St Martin's Church is a Grade I listed Anglican church, dedicated to Martin of Tours, in Ancaster, Lincolnshire, England. The church is 6 mi north-east from Grantham, below the southern edge of the Lincoln Cliff, and at the side of High Dyke, part of the old Ermine Street Roman road. St Martin's is in the ecclesiastical parish of Ancaster and Wilsford, in the Deanery of Loveden, and the Diocese of Lincoln.

==History==
At the time of the Domesday Book in 1086, there were two churches in the vicinity of Ancaster, and, to the east of the site of the present church, a hermit's chapel dedicated to St Mary.

St Martin's register dates from 1722. In 1859 the nave was re-floored, refitted and repaired, under the direction of Kirk and Parry, and in 1912 the tower was restored. In 1898-99 the church organ and font were moved into the body of the church. In May 1909 the churchyard was closed for burials except for those in family vaults.

==Architecture==
St Martin's accommodates 220 seated worshippers. It is built in Ancaster stone, and is of Norman, Early English and Decorated styles. It consists of a chancel, nave, north and south aisles, a west-facing tower with spire, and a south porch.

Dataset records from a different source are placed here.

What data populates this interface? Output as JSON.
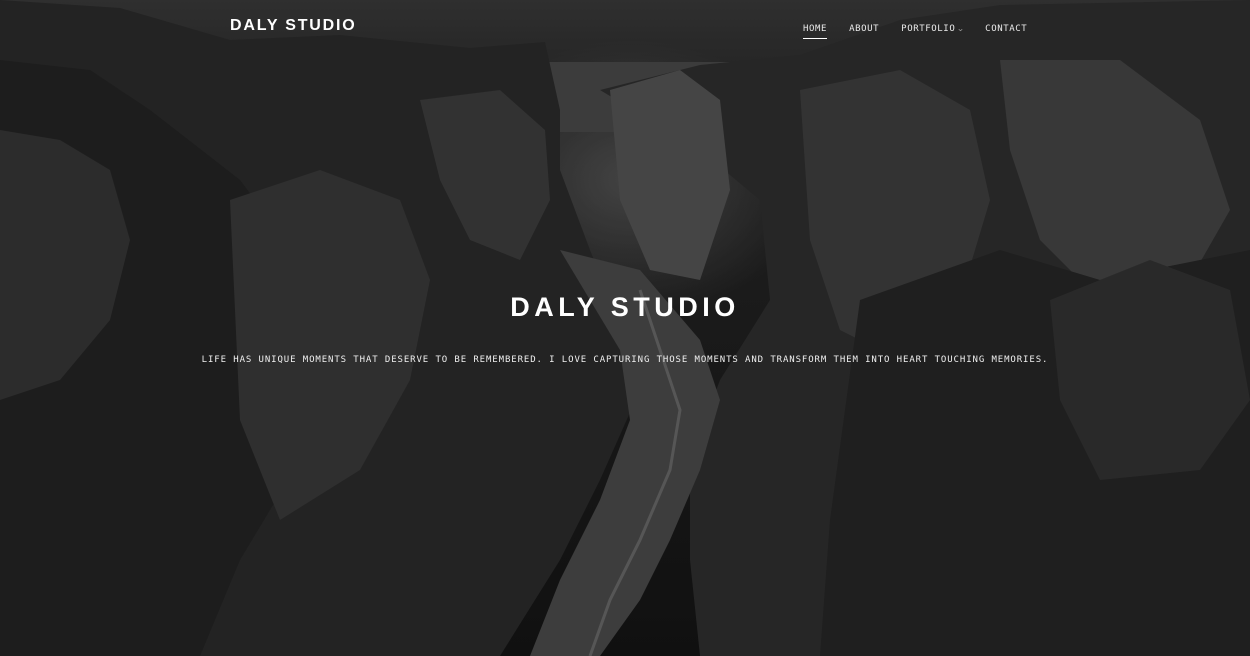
{
  "header": {
    "logo": "DALY STUDIO",
    "nav": [
      {
        "label": "HOME",
        "active": true
      },
      {
        "label": "ABOUT",
        "active": false
      },
      {
        "label": "PORTFOLIO",
        "active": false,
        "has_dropdown": true
      },
      {
        "label": "CONTACT",
        "active": false
      }
    ],
    "dropdown_icon": "chevron-down-icon"
  },
  "hero": {
    "title": "DALY STUDIO",
    "tagline": "LIFE HAS UNIQUE MOMENTS THAT DESERVE TO BE REMEMBERED. I LOVE CAPTURING THOSE MOMENTS AND TRANSFORM THEM INTO HEART TOUCHING MEMORIES.",
    "background": "black-and-white canyon landscape photo"
  },
  "colors": {
    "text": "#ffffff",
    "background": "#1c1c1c"
  }
}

The tower, containing five bells, is ashlar-faced and surmounted by battlements. The spire contains three tiers of lucarnes. The roof parapet contains pinnacles and gargoyles, and the tops of the buttresses, grotesque figures. There are 15th-century clerestory windows within the nave.

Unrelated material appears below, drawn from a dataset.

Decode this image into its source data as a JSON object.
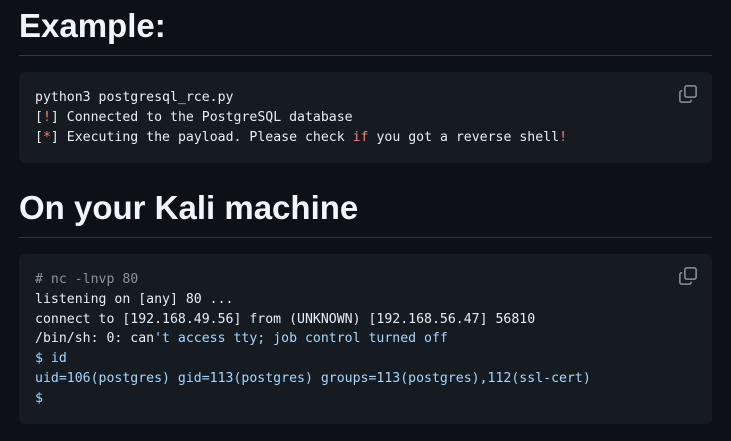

The four-bay Norman arcade on the north side of the nave is from c.1160-70. It has circular piers, with arch mouldings that become increasingly more elaborate towards the east. The three-bay south arcade is Early English with Decorated walls. The south aisle has highly decorated Perpendicular battlements with pinnacles, and piers with round arches, indented capitals, and octagonal abaci. Parts of the chancel screen are incorporated into the pews. The font is 12th-century, and the south doorway, with a trefoiled head, is Early English. The tower arch is of Decorated style, and the roof, with attached figures, Perpendicular.

The four stained glass windows in the chancel, and two at the west end of the church, were presented by F. W. Affix. Other memorial windows were incorporated in 1880 and 1904 by The Rev’d Pemberton Lloyd MA, vicar from 1895 to 1903, to Lucy Anderson Lloyd, Lucy Penelope Lloyd, Marjorie Stote and Stephen Pemberton MA, BM. Set in the south wall is a late 13th-century window with cusped lights and an encircled quatrefoil. The south aisle windows are of Decorated style.

North aisle monuments include that to Elizabeth Long (died 1743), as a tablet incorporating a trumpeting angel, and another, by King of Bath, to John Roe (died 1796), as an obelisk fronted by a standing woman with urn. In the chancel are 19th-century wall plaques to the Allix family of Sudbrook Hall. In the south aisle are 18th-century wall plaques, one, dated 1756, of a pediment and flaming urn. The church's chalice is of c.1770 London manufacture, with its cover c.1569.

In the porch are two ecclesiastical effigies, one from the early 14th century, and in the cemetery are several stone coffins. Close to the church are Roman sculptures, including representations of the "Dew Matres", a small altar, and a Roman milestone of the time of Constantine the Great (306–337).